Gegen das Patriarchat

Als Eliza bei der Wahl zur Chefredakteurin der Schülerzeitung von Len, der deutlich weniger qualifiziert ist als sie, ausgestochen wird, schreibt sie sich ihre ganze Wut in einem bitterbösen Artikel über Sexismus von der Seele. Anders als beabsichtigt wird der Text tatsächlich veröffentlicht und löst eine große Resonanz an der Schule aus.

Während die vermeintlich von Eliza angestoßene feministische Bewegung immer größere Kreise zieht, werden Eliza und Len von der Schulleitung dazu verdonnert, eng zusammenzuarbeiten.

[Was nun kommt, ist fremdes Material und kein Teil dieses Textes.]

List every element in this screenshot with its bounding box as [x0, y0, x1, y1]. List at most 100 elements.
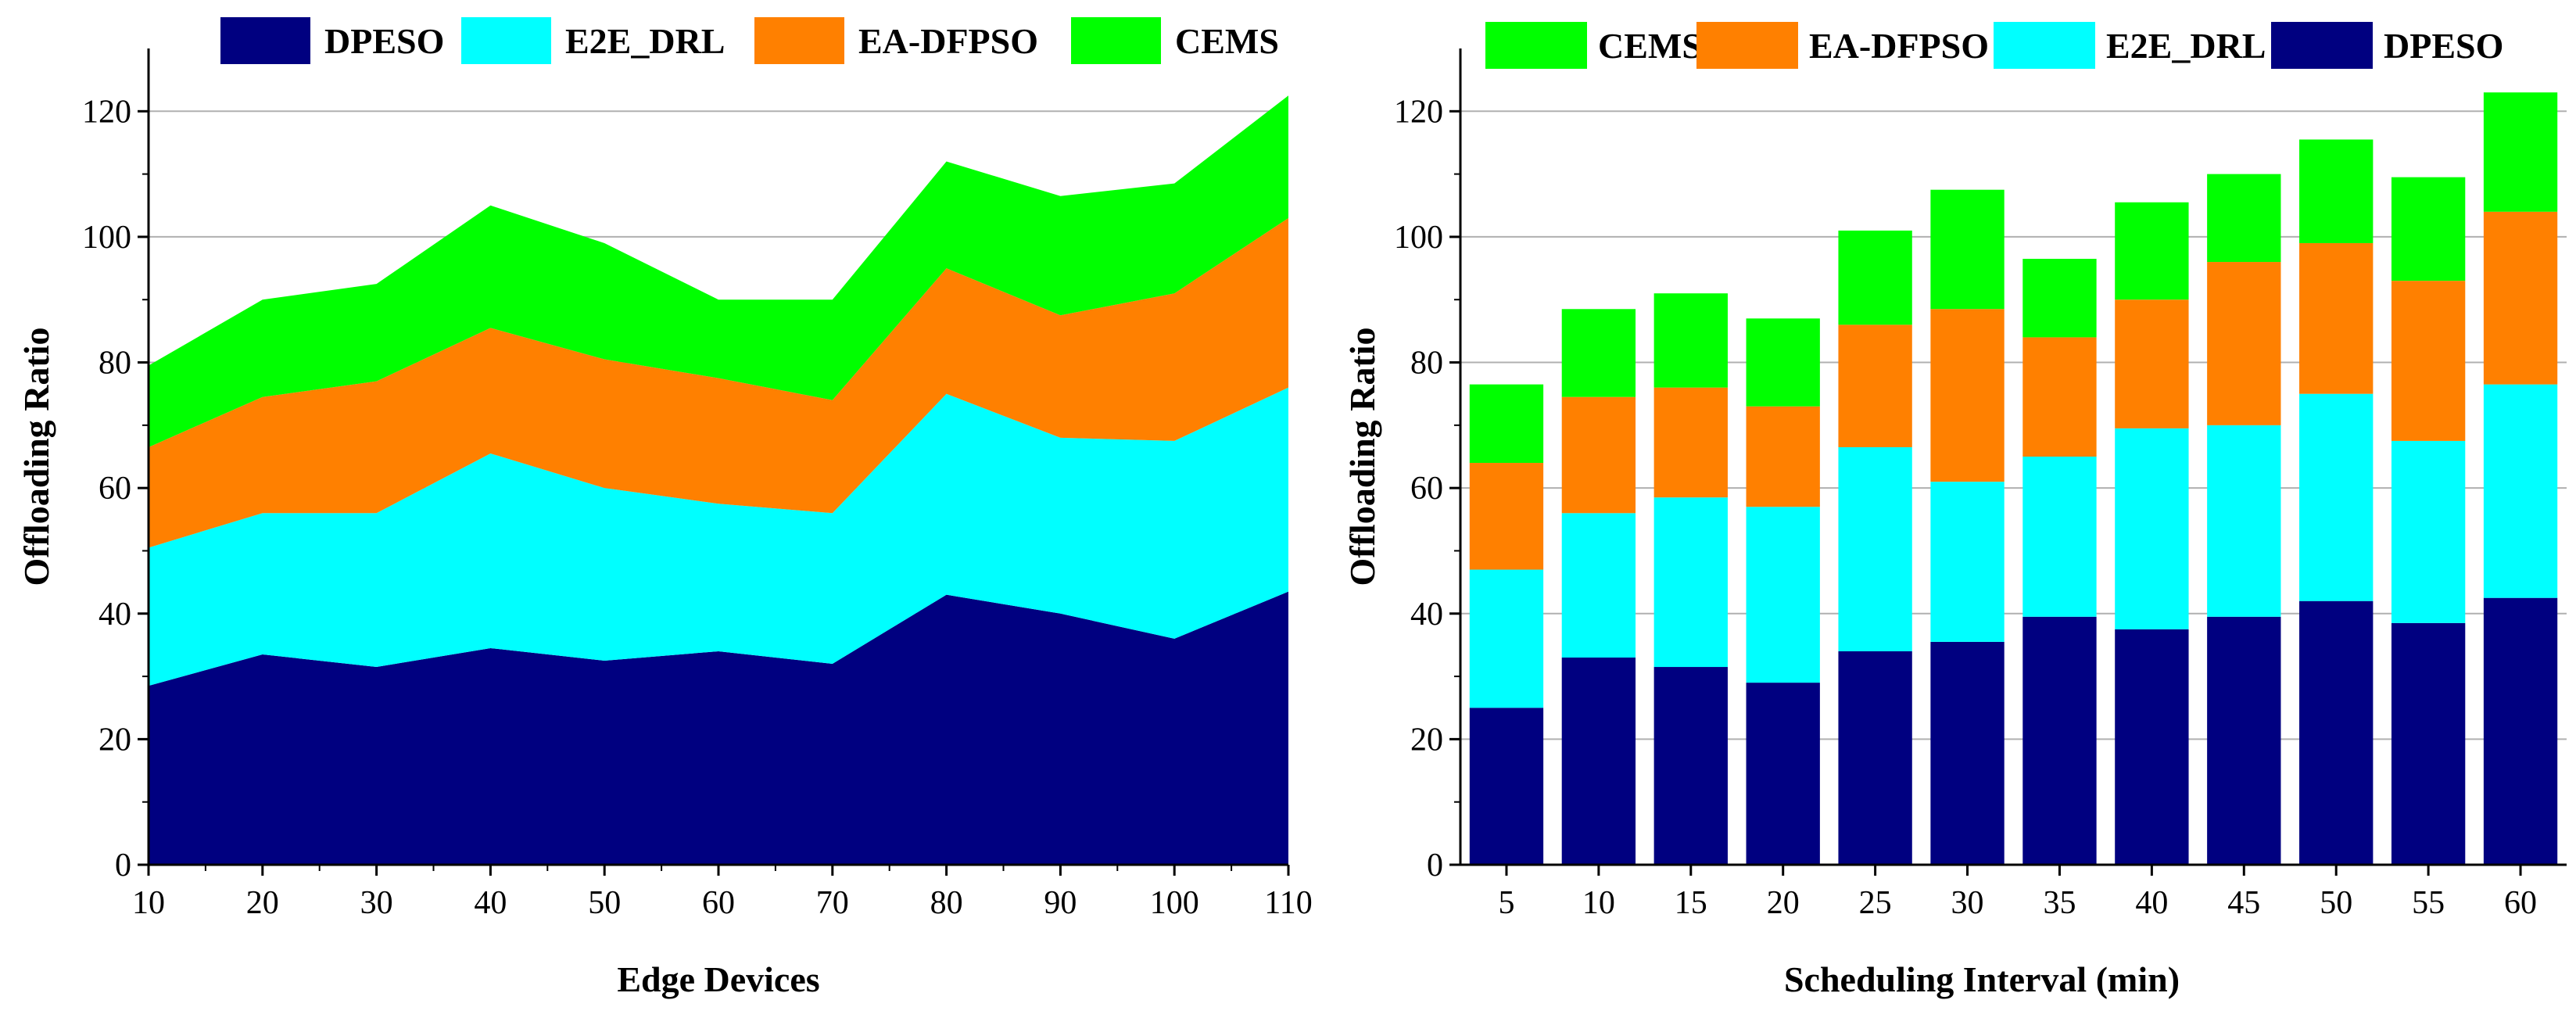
area-e2e-drl	[149, 387, 1288, 686]
legend-label-ea-dfpso: EA-DFPSO	[1809, 26, 1989, 66]
bar-e2e-drl-40	[2115, 428, 2189, 629]
left-x-tick-label-50: 50	[588, 885, 621, 921]
bar-cems-10	[1561, 309, 1636, 397]
bar-ea-dfpso-10	[1561, 396, 1636, 514]
left-x-tick-label-60: 60	[702, 885, 735, 921]
bar-e2e-drl-60	[2483, 384, 2558, 598]
bar-dpeso-40	[2115, 629, 2189, 865]
left-y-tick-label-40: 40	[99, 597, 131, 633]
bar-e2e-drl-45	[2207, 425, 2281, 617]
bar-ea-dfpso-20	[1746, 406, 1820, 507]
right-x-tick-label-35: 35	[2043, 885, 2076, 921]
left-y-tick-label-120: 120	[82, 94, 131, 130]
left-x-tick-label-100: 100	[1150, 885, 1199, 921]
legend-swatch-cems	[1485, 22, 1587, 69]
right-y-tick-label-80: 80	[1410, 346, 1443, 382]
bar-ea-dfpso-15	[1653, 387, 1728, 498]
bar-dpeso-5	[1469, 708, 1544, 865]
chart-right-stacked-bar: 0 20 40 60 80 100 120 5 10 15 20 25 30 35 40 45 50 55 60 C…	[1342, 22, 2567, 999]
right-y-tick-label-120: 120	[1394, 94, 1443, 130]
legend-swatch-e2e-drl	[1994, 22, 2095, 69]
bar-stack-60	[2483, 92, 2558, 865]
right-x-tick-label-30: 30	[1951, 885, 1984, 921]
right-y-tick-label-60: 60	[1410, 471, 1443, 507]
bar-dpeso-35	[2022, 616, 2097, 865]
right-x-tick-label-15: 15	[1675, 885, 1707, 921]
bar-dpeso-15	[1653, 667, 1728, 865]
legend-label-dpeso: DPESO	[2384, 26, 2503, 66]
bar-stack-50	[2299, 139, 2374, 865]
bar-stack-45	[2207, 174, 2281, 865]
bar-stack-25	[1838, 230, 1912, 865]
bar-e2e-drl-25	[1838, 446, 1912, 651]
legend-swatch-dpeso	[220, 17, 310, 64]
legend-swatch-e2e-drl	[461, 17, 551, 64]
bar-stack-20	[1746, 318, 1820, 865]
left-x-tick-label-70: 70	[816, 885, 849, 921]
bar-cems-40	[2115, 202, 2189, 300]
left-y-tick-label-80: 80	[99, 346, 131, 382]
left-x-tick-label-10: 10	[132, 885, 165, 921]
legend-label-dpeso: DPESO	[324, 21, 444, 61]
bar-ea-dfpso-25	[1838, 324, 1912, 447]
bar-ea-dfpso-35	[2022, 337, 2097, 457]
legend-swatch-ea-dfpso	[754, 17, 844, 64]
bar-stack-15	[1653, 293, 1728, 865]
bar-ea-dfpso-60	[2483, 211, 2558, 385]
right-y-tick-label-20: 20	[1410, 722, 1443, 758]
legend-label-ea-dfpso: EA-DFPSO	[858, 21, 1038, 61]
bar-ea-dfpso-55	[2391, 281, 2466, 441]
bar-cems-55	[2391, 177, 2466, 281]
bar-stack-55	[2391, 177, 2466, 865]
left-y-axis-title: Offloading Ratio	[16, 328, 56, 586]
legend-label-cems: CEMS	[1175, 21, 1279, 61]
legend-label-cems: CEMS	[1598, 26, 1702, 66]
area-ea-dfpso	[149, 217, 1288, 548]
legend-label-e2e-drl: E2E_DRL	[2106, 26, 2266, 66]
bar-cems-20	[1746, 318, 1820, 407]
bar-dpeso-25	[1838, 651, 1912, 865]
bar-e2e-drl-35	[2022, 457, 2097, 617]
legend-swatch-dpeso	[2271, 22, 2373, 69]
right-axes	[1459, 48, 2567, 866]
bar-e2e-drl-30	[1930, 482, 2005, 642]
bar-cems-30	[1930, 189, 2005, 310]
bar-e2e-drl-55	[2391, 440, 2466, 623]
right-x-tick-label-20: 20	[1767, 885, 1800, 921]
bar-cems-25	[1838, 230, 1912, 325]
right-y-axis-title: Offloading Ratio	[1342, 328, 1382, 586]
left-legend: DPESO E2E_DRL EA-DFPSO CEMS	[220, 17, 1279, 64]
bar-e2e-drl-10	[1561, 513, 1636, 658]
bar-e2e-drl-50	[2299, 393, 2374, 601]
bar-stack-5	[1469, 384, 1544, 865]
left-ticks: 0 20 40 60 80 100 120 10 20 30 40 50 60 70 80 90 100 110	[82, 94, 1313, 921]
right-x-tick-label-40: 40	[2135, 885, 2168, 921]
right-x-tick-label-50: 50	[2320, 885, 2352, 921]
left-x-tick-label-30: 30	[360, 885, 393, 921]
bar-ea-dfpso-5	[1469, 463, 1544, 570]
left-x-tick-label-20: 20	[246, 885, 279, 921]
right-x-tick-label-25: 25	[1859, 885, 1892, 921]
bar-dpeso-10	[1561, 657, 1636, 865]
right-y-tick-label-40: 40	[1410, 597, 1443, 633]
bar-e2e-drl-15	[1653, 497, 1728, 668]
bar-ea-dfpso-50	[2299, 242, 2374, 394]
right-bar-series	[1469, 92, 2558, 865]
right-x-tick-label-55: 55	[2412, 885, 2445, 921]
bar-stack-10	[1561, 309, 1636, 865]
bar-cems-45	[2207, 174, 2281, 263]
right-x-axis-title: Scheduling Interval (min)	[1784, 959, 2180, 999]
bar-ea-dfpso-40	[2115, 299, 2189, 428]
bar-cems-50	[2299, 139, 2374, 243]
bar-dpeso-30	[1930, 641, 2005, 865]
left-y-tick-label-20: 20	[99, 722, 131, 758]
bar-dpeso-45	[2207, 616, 2281, 865]
right-legend: CEMS EA-DFPSO E2E_DRL DPESO	[1485, 22, 2503, 69]
bar-cems-5	[1469, 384, 1544, 464]
bar-cems-60	[2483, 92, 2558, 212]
bar-stack-40	[2115, 202, 2189, 865]
bar-cems-15	[1653, 293, 1728, 388]
area-cems	[149, 95, 1288, 447]
left-y-tick-label-60: 60	[99, 471, 131, 507]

Je besser Eliza Len kennenlernt, desto liebenswerter findet sie ihn. Doch eine Beziehung mit ihm, dem Gesicht des Patriarchats, käme einem Verrat an ihren Mitstreiterinnen gleich. Eliza steckt in einer Zwickmühle.


Das großartige Jugendbuch ist in einem asiatischen Umfeld in Amerika angesiedelt und vermittelt neben der Frage nach Rollenverteilungen einiges von den dort herrschenden Werten. Eliza ist ein interessanter Charakter, sehr leidenschaftlich, geradlinig, willensstark und kompromisslos. Durch die Beziehung zu Len erfährt sie viel über sich selbst und gewinnt eine reifere Persönlichkeit.


Die Geschichte wird mit Witz und Intelligenz aus Elizas Sicht erzählt. Hat mir sehr gut gefallen!


Michelle Quach: Falling in love was not the plan


Erschienen am 30.6.2022 bei Ullstein Forever. Bildrechte: Ullstein Forever.